Over half the Pakistani population has vitamin D deficiency and more than a quarter are vitamin D insufficient regardless of age, gender, and location4 despite receiving sufficient sunlight for over 300 days annually, making cutaneous vitamin D production possible throughout the year. This free source of vitamin D remains widely untapped and underutilized because of various social and cultural factors. "Fair" or untanned skin remains a common beauty standard in Pakistan. Women and young girls, in particular, are highly discouraged from going out into the sun lest their skin gets dark. People also tend to dress conservatively because of social and religious reasons, which also decreases exposure to sunlight. We may attribute the deficiency rates in urban cities to the abundance of air pollutants in cities that absorb the UV rays before they reach the skin.

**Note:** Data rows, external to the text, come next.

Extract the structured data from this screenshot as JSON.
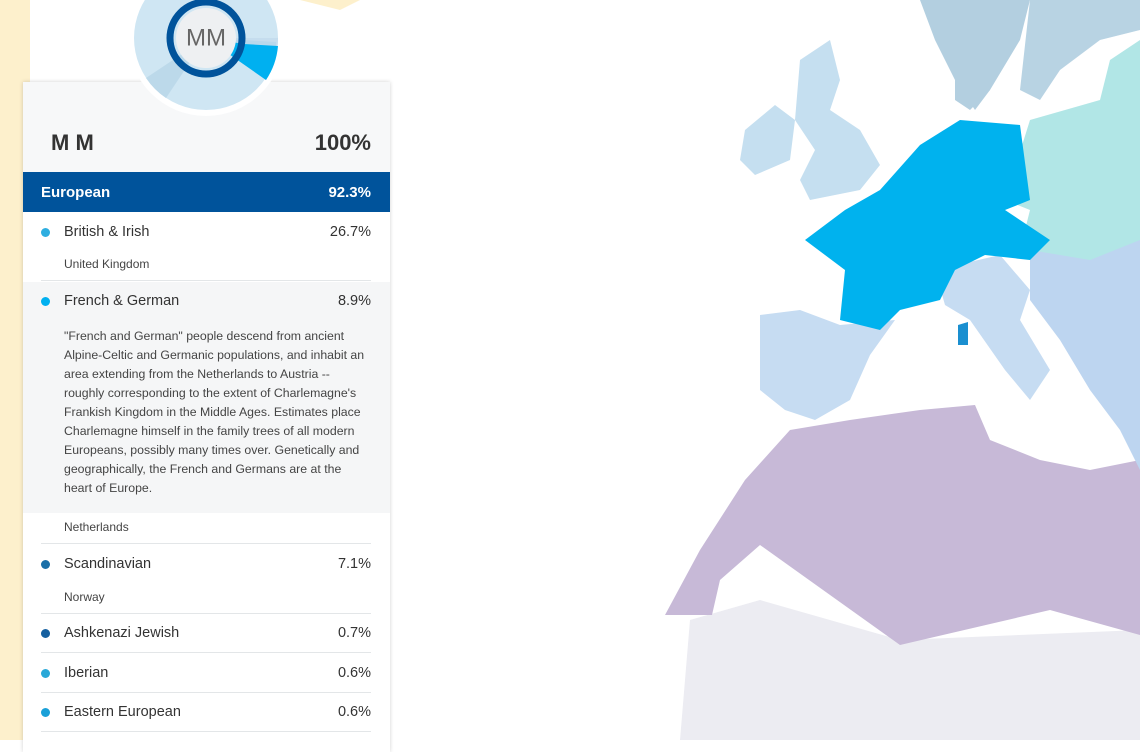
{
  "profile": {
    "initials": "MM",
    "name": "M M",
    "total": "100%"
  },
  "summary": {
    "label": "European",
    "percent": "92.3%"
  },
  "regions": [
    {
      "name": "British & Irish",
      "percent": "26.7%",
      "country": "United Kingdom"
    },
    {
      "name": "French & German",
      "percent": "8.9%",
      "description": "\"French and German\" people descend from ancient Alpine-Celtic and Germanic populations, and inhabit an area extending from the Netherlands to Austria -- roughly corresponding to the extent of Charlemagne's Frankish Kingdom in the Middle Ages. Estimates place Charlemagne himself in the family trees of all modern Europeans, possibly many times over. Genetically and geographically, the French and Germans are at the heart of Europe.",
      "country": "Netherlands"
    },
    {
      "name": "Scandinavian",
      "percent": "7.1%",
      "country": "Norway"
    },
    {
      "name": "Ashkenazi Jewish",
      "percent": "0.7%"
    },
    {
      "name": "Iberian",
      "percent": "0.6%"
    },
    {
      "name": "Eastern European",
      "percent": "0.6%"
    }
  ]
}
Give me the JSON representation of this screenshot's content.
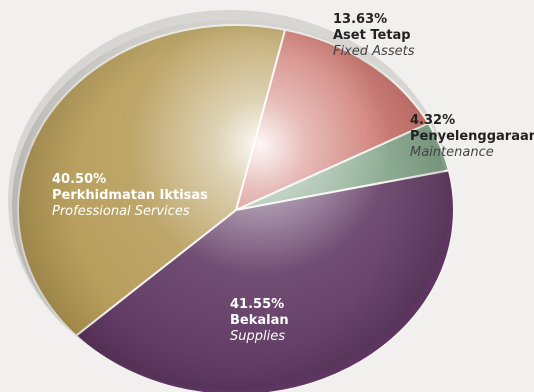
{
  "chart_data": {
    "type": "pie",
    "title": "",
    "slices": [
      {
        "percent": 13.63,
        "value_label": "13.63%",
        "label_ms": "Aset Tetap",
        "label_en": "Fixed Assets",
        "color": "#c96a62"
      },
      {
        "percent": 4.32,
        "value_label": "4.32%",
        "label_ms": "Penyelenggaraan",
        "label_en": "Maintenance",
        "color": "#7ea184"
      },
      {
        "percent": 41.55,
        "value_label": "41.55%",
        "label_ms": "Bekalan",
        "label_en": "Supplies",
        "color": "#5d3560"
      },
      {
        "percent": 40.5,
        "value_label": "40.50%",
        "label_ms": "Perkhidmatan Iktisas",
        "label_en": "Professional Services",
        "color": "#b59a55"
      }
    ]
  }
}
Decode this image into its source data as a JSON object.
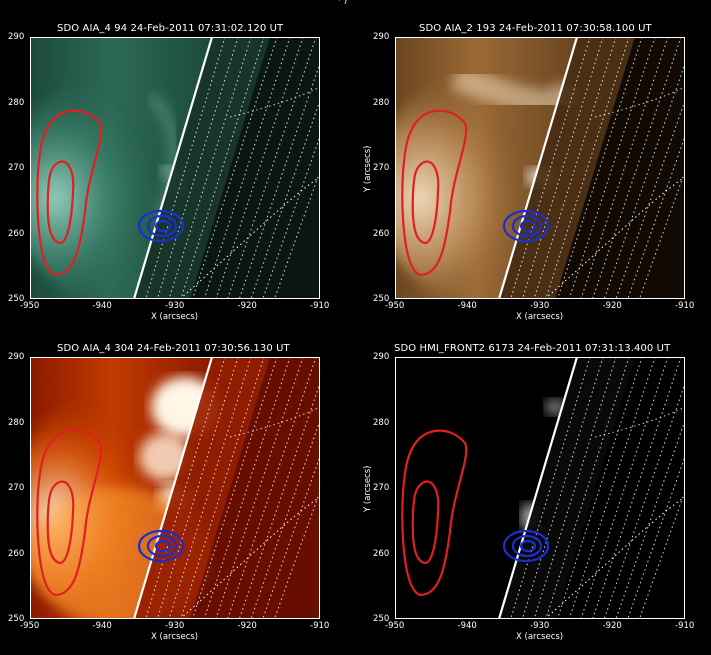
{
  "figure_fragment": "·  )",
  "axes": {
    "xlabel": "X (arcsecs)",
    "ylabel": "Y (arcsecs)",
    "xticks": [
      "-950",
      "-940",
      "-930",
      "-920",
      "-910"
    ],
    "yticks": [
      "290",
      "280",
      "270",
      "260",
      "250"
    ]
  },
  "panels": [
    {
      "title": "SDO AIA_4 94 24-Feb-2011 07:31:02.120 UT",
      "colormap": "aia94",
      "has_ylabel": false
    },
    {
      "title": "SDO AIA_2 193 24-Feb-2011 07:30:58.100 UT",
      "colormap": "aia193",
      "has_ylabel": true
    },
    {
      "title": "SDO AIA_4 304 24-Feb-2011 07:30:56.130 UT",
      "colormap": "aia304",
      "has_ylabel": false
    },
    {
      "title": "SDO HMI_FRONT2 6173 24-Feb-2011 07:31:13.400 UT",
      "colormap": "hmi",
      "has_ylabel": true
    }
  ],
  "contour_colors": {
    "red": "#e02020",
    "blue": "#1a2fd0",
    "limb": "#ffffff"
  }
}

Physicians should screen patients at high risk of developing CRC for vitamin D deficiency and advise them to increase sunlight exposure, improve dietary habits and use vitamin D supplements. An increase in anti-air pollution efforts and the general awareness of the public about vitamin D deficiency is sorely needed. Physicians and other public figures should emphasize the importance of obtaining vitamin D both through diet and sunlight. Introducing fortifying food acts and increasing supplement availability may also decrease the deficiency. Although it should be kept in mind that increasing vitamin D levels through diet fortification and supplement use may not be practical for all socioeconomic groups because of the high rates of poverty and food insecurity that are prevalent in our country. Thus, we should capitalize on exploiting the ample sunlight that is readily and freely available naturally.
Acknowledgement: None to declare.
Disclaimer: None to declare.
Conflict of Interest: None to declare.
Funding Disclosure: None to declare.
1. Sung H, Ferlay J, Siegel RL, Laversanne M, Soerjomataram I, Jemal A, et al. Global Cancer Statistics 2020: GLOBOCAN Estimates of Incidence and Mortality Worldwide for 36 Cancers in 185 Countries. CA Cancer J Clin. 2021; 71:209-49.
2. Zhang L, Zou H, Zhao Y, Hu C, Atanda A, Qin X, et al. Association between blood circulating Vitamin D and colorectal cancer risk in Asian countries: a systematic review and dose-response meta-analysis. BMJ Open. 2019; 9:1-13.
3. Purushothaman VL, Cuomo RE, Garland CF, Mackey TK. Could age increase the strength of inverse association between ultraviolet B exposure and colorectal cancer? BMC Public Health. 2021; 21:1-20.
4. Riaz H, Finlayson AE, Bashir S, Hussain S, Mahmood S, Malik F, et al. Prevalence of Vitamin D deficiency in Pakistan and implications for the future. Expert Rev Clin Pharmacol. 2016; 9:329-38.